Pubdate: Tue, 29 Aug 2017
Source: Globe and Mail (Canada)
Copyright: 2017 The Globe and Mail Company
Contact:  http://www.theglobeandmail.com/
Details: http://www.mapinc.org/media/168
Author: Karen Howlett
Page: 6

ONTARIO BOOSTS OPIOID-CRISIS FUNDING

Province stops short of declaring public-health emergency, which more
than 700 health-care workers called for in an open letter

The Ontario government is promising extra money to fight the opioid
crisis after more than 700 health-care workers called on the province
to use emergency planning measures to address a spike in overdoses.

"It is clear that more needs to be done," Premier Kathleen Wynne in a
statement on Monday, vowing to commit "significant" additional
resources to address the crisis.

Health Minister Eric Hoskins will announce details of the funding at a
news conference on Tuesday at Toronto's St. Michael's Hospital. The
funding will be for everything from harm-reduction measures such as
wider distribution of the overdose antidote naloxone to more services
for treating addiction.

An open letter delivered on Monday to Ms. Wynne and members of her
cabinet from more than 700 physicians, nurses and other front-line
health-care workers in nearly five dozen cities and towns calls on the
province to follow the lead of British Columbia and declare a public
health emergency.

The letter says health-care providers are concerned about the lack of
clear, decisive action by the province in response to a disturbing
increase in overdoses linked to opioids. Delays in taking action, the
letter says, have led to unnecessary deaths.
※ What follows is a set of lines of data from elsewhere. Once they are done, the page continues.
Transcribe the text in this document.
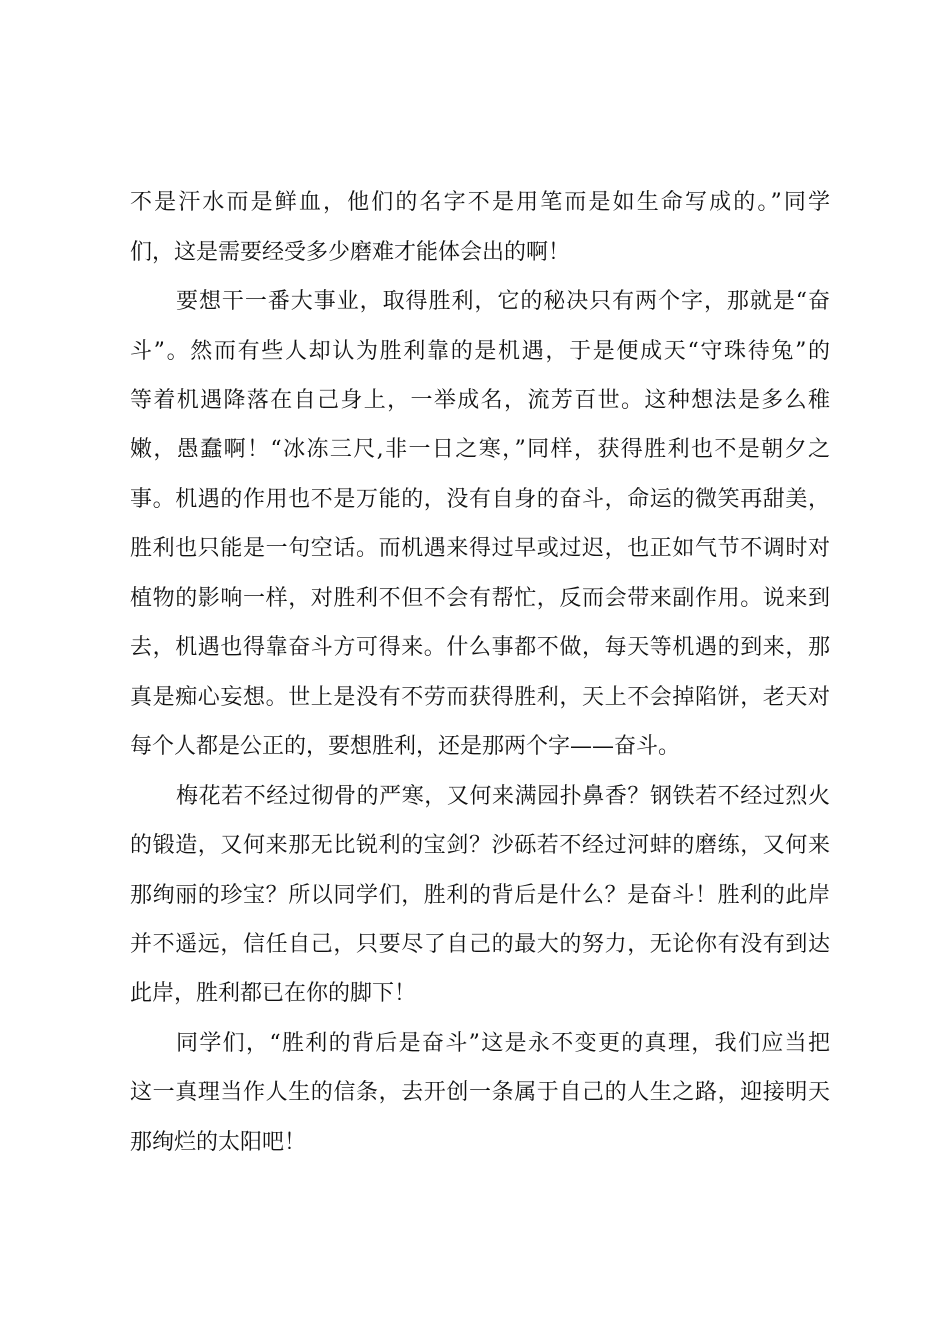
不是汗水而是鲜血，他们的名字不是用笔而是如生命写成的。”同学
们，这是需要经受多少磨难才能体会出的啊！
要想干一番大事业，取得胜利，它的秘决只有两个字，那就是“奋
斗”。然而有些人却认为胜利靠的是机遇，于是便成天“守珠待兔”的
等着机遇降落在自己身上，一举成名，流芳百世。这种想法是多么稚
嫩，愚蠢啊！“冰冻三尺,非一日之寒，”同样，获得胜利也不是朝夕之
事。机遇的作用也不是万能的，没有自身的奋斗，命运的微笑再甜美，
胜利也只能是一句空话。而机遇来得过早或过迟，也正如气节不调时对
植物的影响一样，对胜利不但不会有帮忙，反而会带来副作用。说来到
去，机遇也得靠奋斗方可得来。什么事都不做，每天等机遇的到来，那
真是痴心妄想。世上是没有不劳而获得胜利，天上不会掉陷饼，老天对
每个人都是公正的，要想胜利，还是那两个字——奋斗。
梅花若不经过彻骨的严寒，又何来满园扑鼻香？钢铁若不经过烈火
的锻造，又何来那无比锐利的宝剑？沙砾若不经过河蚌的磨练，又何来
那绚丽的珍宝？所以同学们，胜利的背后是什么？是奋斗！胜利的此岸
并不遥远，信任自己，只要尽了自己的最大的努力，无论你有没有到达
此岸，胜利都已在你的脚下！
同学们，“胜利的背后是奋斗”这是永不变更的真理，我们应当把
这一真理当作人生的信条，去开创一条属于自己的人生之路，迎接明天
那绚烂的太阳吧！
"The consequences have been clear: lives lost, families destroyed and
harm-reduction and health-care worker burnout," the letter says.

At least 2,458 people died of opioid-related overdoses in Canada in
2016 - an average of almost seven a day - according to the first
attempt to measure the toll the drugs have taken from coast to coast.
But that national snapshot is far from complete: The numbers released
in June by a federal-provincial-territorial special advisory committee
do not include Quebec, and the data collected from Ontario and
Newfoundland and Labrador are from 2015.

Fentanyl, a powerful synthetic opioid that is being cut into a growing
number of street drugs, is behind a sharp spike in overdoses. No
province has been hit as hard as British Columbia, which has been in a
state of emergency for more than a year and is on pace for up to 1,500
overdose fatalities this year. But fentanyl is rapidly moving east,
and Toronto and other cities in Ontario are now grappling with a
string of overdoses.

Declaring an emergency would allow the province to respond more
effectively to the crisis by increasing funding for front-line
harm-reduction workers, and rapidly setting up additional overdose
prevention sites and opioid treatment programs, the letter says.

This month, Health Canada approved an application from Toronto Public
Health to open a supervised injection site several months earlier than
anticipated. An interim site opened on Aug. 21 in the building where a
permanent site is to open this fall. The Ontario government has
provided $3.5-million in funding for this and two other supervised
injection sites.

Ms. Wynne promised the additional funding during a private, one-hour
meeting on Monday, said Alexander Caudarella, an addiction medicine
physician who signed the letter and attended the meeting. However, he
said, the Premier stopped short of agreeing to enact the province's
emergency powers.

In an effort to help policy makers and health-care workers in Ontario
better understand the scope of the opioid overdose problem, the
government introduced an online surveillance system in May that makes
a wide range of data publicly available, including the number of
hospitalizations and emergency department visits from drug overdoses
dating back to 2003.

The data show a marked rise in many regions of the province in the
number of emergency department visits in recent months.

Ms. Wynne assured everyone during the meeting that the new funds will
be immediately available, Dr. Caudarella said. Declaring an emergency
would essentially decentralize how the money is allocated, he said.

"Local hospitals and front-line workers would have a lot more control
in telling the government what they need and when they need it," he
said.

"I think the Premier heard that they had felt excluded up until now
from a lot of that decision making."

Declaring an emergency would also be symbolically important, Dr.
Caudarella said, as it would send a powerful message that those on the
front lines of the epidemic are not alone, "and that the lives of
those who use drugs and their families have value."

Ontario Progressive Conservative Leader Patrick Brown called on Ms.
Wynne on Monday to create a ministerial task force to address the crisis.